#51 Wedding Dream.

625 115 21
                                    

Heesung meletakkan lipstik itu pada meja Jungkook. Tak butuh waktu lama untuknya mencari tahu. Apalagi, ia memiliki cukup banyak koneksi untuk dimintai bantuan.

"Bagaimana?"

Heesung menggeleng. "Hanya ada sidik jari kau dan aku. Tidak ada sidik jari orang lain."

Jungkook mengerutkan dahi, menatap kembali lipstik itu. Ukiran khas itu sungguh membuatnya berpikir jika mungkin saja, Soojin masih hidup. Namun, dugaannya dipatahkan oleh kenyataan. Pasalnya, kecil kemungkinan jika dugaannya itu terjadi.

Mungkin lipstik itu ada di lemari dan Tzuyu tak sengaja memindahkannya. Tapi, bukankah seharusnya sidik jari Tzuyu juga ada di sana? Mustahil jika tidak terdeteksi.

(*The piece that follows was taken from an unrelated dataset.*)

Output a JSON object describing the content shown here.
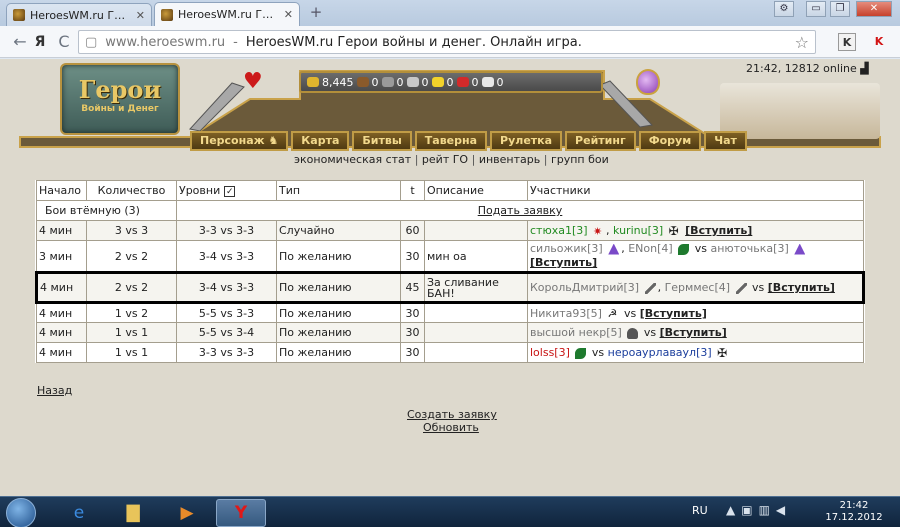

"Jungkook?" Heesung mengernyit heran. Pasalnya, lelaki itu terus diam sembari memutar-mutar lipstik itu dengan jari. Jungkook benar-benar larut dalam asumsi-asumsi yang muncul seiring dengan munculnya lipstik dan teror itu. Ia juga mengaitkannya dengan kehadiran Jisu. Namun, baginya tidak mungkin. Sebab, hatinya tak merasa jika gadis itu adalah Soojin.

"Kau bisa kumpulkan informasi mengenai Jisu? Aku ingin yang sangat lengkap."

"Baiklah."

"Ah, matta." Jungkook beranjak saat mengingat sesuatu. Permasalahan teror itu nampaknya cukup mendistraksi Jungkook. Ia sampai lupa soal rencana pernikahannya. Setelah beberapa hari pertemuan mereka dengan keluarga Jungkook, Tzuyu sudah setuju. Apalagi, ibunya meminta gadis itu untuk menikah dengannya.

Ia jadi ingat saat dulu, ia membawa Soojin ke rumah. Sang ibu terlihat begitu tak suka bahkan selalu memberikan tatapan sinis juga kalimat-kalimat yang tajam. Namun, lain halnya saat Tzuyu yang datang. Sang ibu menerimanya dengan terbuka, tanpa menanyakan apa pun.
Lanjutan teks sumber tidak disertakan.